En vertu des amendements à la loi sur les transactions de change, les entreprises gérant des transferts d'actifs virtuels transfrontaliers devront s'enregistrer auprès du ministère de l'Économie et des Finances lorsque le cadre entrera en vigueur en décembre.
Un rapport sur les licences de juin a détaillé comment les autorités préparaient des réglementations d'application qui pourraient permettre aux entreprises de technologie financière éligibles, ainsi qu'aux entreprises crypto, de fournir des services de transfert de fonds transfrontaliers et de change basés sur la blockchain.
Le gouvernement sud-coréen a promulgué la loi révisée le 2 juin avec une période de grâce de six mois. Une fois mise en œuvre, les transferts d'actifs virtuels impliquant la Corée du Sud et un autre pays relèveront du système de change réglementé du pays.
Les entreprises cherchant à fournir ce service devront s'enregistrer auprès du ministère des Finances et déclarer les transferts transfrontaliers admissibles via le réseau de déclaration de change de la Banque de Corée.
Les autorités ont déclaré que les transferts crypto qui opéraient auparavant en dehors du système formel de déclaration de change créaient des risques liés aux transactions de change illicites et au blanchiment d'argent.

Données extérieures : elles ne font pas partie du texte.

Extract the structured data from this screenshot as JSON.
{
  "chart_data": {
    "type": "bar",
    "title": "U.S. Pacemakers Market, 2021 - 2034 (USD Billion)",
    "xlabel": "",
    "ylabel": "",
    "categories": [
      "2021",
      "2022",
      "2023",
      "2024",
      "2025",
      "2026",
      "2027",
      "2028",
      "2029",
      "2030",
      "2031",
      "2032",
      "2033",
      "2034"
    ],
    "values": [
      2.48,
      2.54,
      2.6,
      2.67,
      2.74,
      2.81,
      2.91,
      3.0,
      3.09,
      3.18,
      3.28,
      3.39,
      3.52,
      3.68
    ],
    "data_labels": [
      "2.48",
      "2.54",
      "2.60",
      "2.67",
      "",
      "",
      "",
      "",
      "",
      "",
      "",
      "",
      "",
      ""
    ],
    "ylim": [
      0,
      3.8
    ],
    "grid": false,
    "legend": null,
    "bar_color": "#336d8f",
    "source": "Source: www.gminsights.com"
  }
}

Les demandeurs dans le cadre de ce nouveau dispositif doivent d'abord compléter l'enregistrement en tant que fournisseur de services d'actifs virtuels, connecter leurs systèmes aux institutions responsables de la transmission des données de transactions de change et d'actifs numériques, et satisfaire à des exigences supplémentaires concernant les installations et le personnel qualifié.